New banking rules underwhelm--by default
FT full-page analysis on new banking rules out of Basel, to be known as Basel III (the third great rule-set to emerge over the years).
The main changes:
. . . tightens the definition of what banks can count as highest-quality "tier one capital"--the main assets they hold to protect against losses. It also requires lenders to hold liquid assets sufficient to see them through a 30-day crisis and sets a global "leverage ratio" to limit overall bank borrowing.
Why many experts are underwhelmed: on every point, the initial draft of new rules was more stringent, only to be watered down after heavy lobbying by big banks.
But the FT says, on the basis of a quiet survey of the regulators themselves, that the real reason why the rules were watered down was fear of sabotaging the weak recovery--not the lobbying of banks. The initial draft, say the regulators, simply created too much fear across the industry. The original liquidity rule, for example, was considered exorbitant. As one regulator put it, "There isn't enough stable funding in the world to meet the requirements."

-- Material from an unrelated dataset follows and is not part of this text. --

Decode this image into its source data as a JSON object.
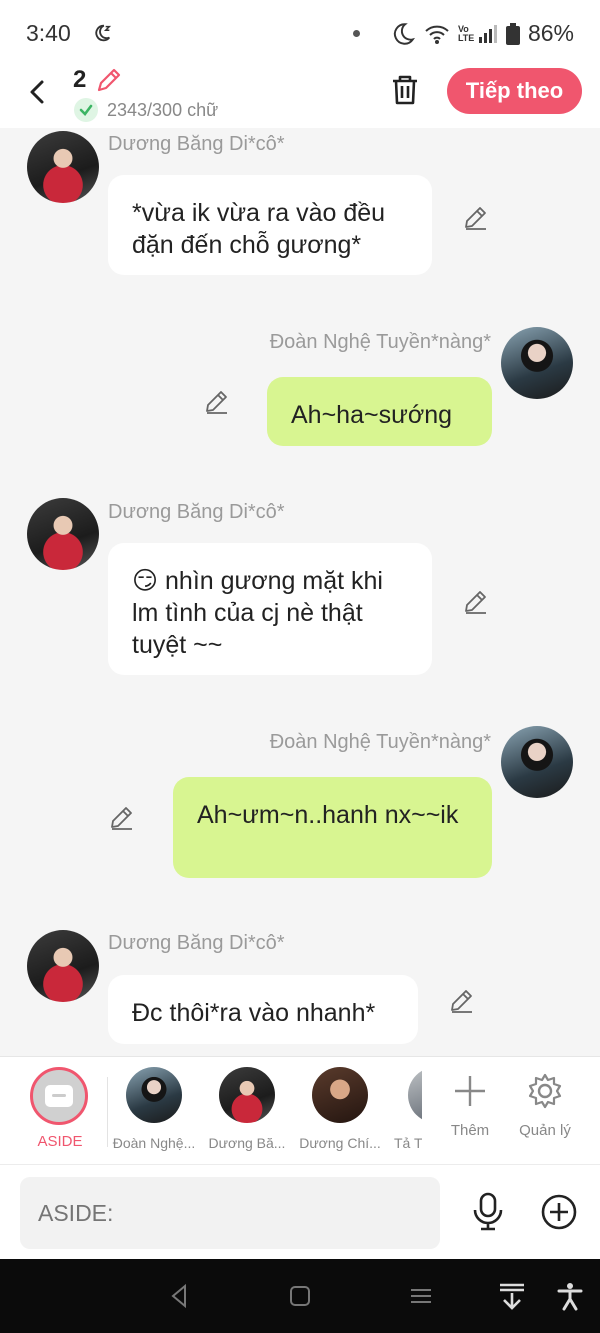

My take-away: the global financial system remains too heterogeneous for a tough new blanket of rules. We have varying levels of maturity across the board--as in, so many frontier economies, so few rules that everyone can follow to the same degree.
The financial crisis hit the system too early for such tough, across-the-board regulations, and so we await the Great Rebalancing (which no one is quite sure how to achieve without great trade protectionism on the part of the debtor states) for such rules to emerge. Until then, we have too many differing economies trying to do too many different things for uniform rules to emerge.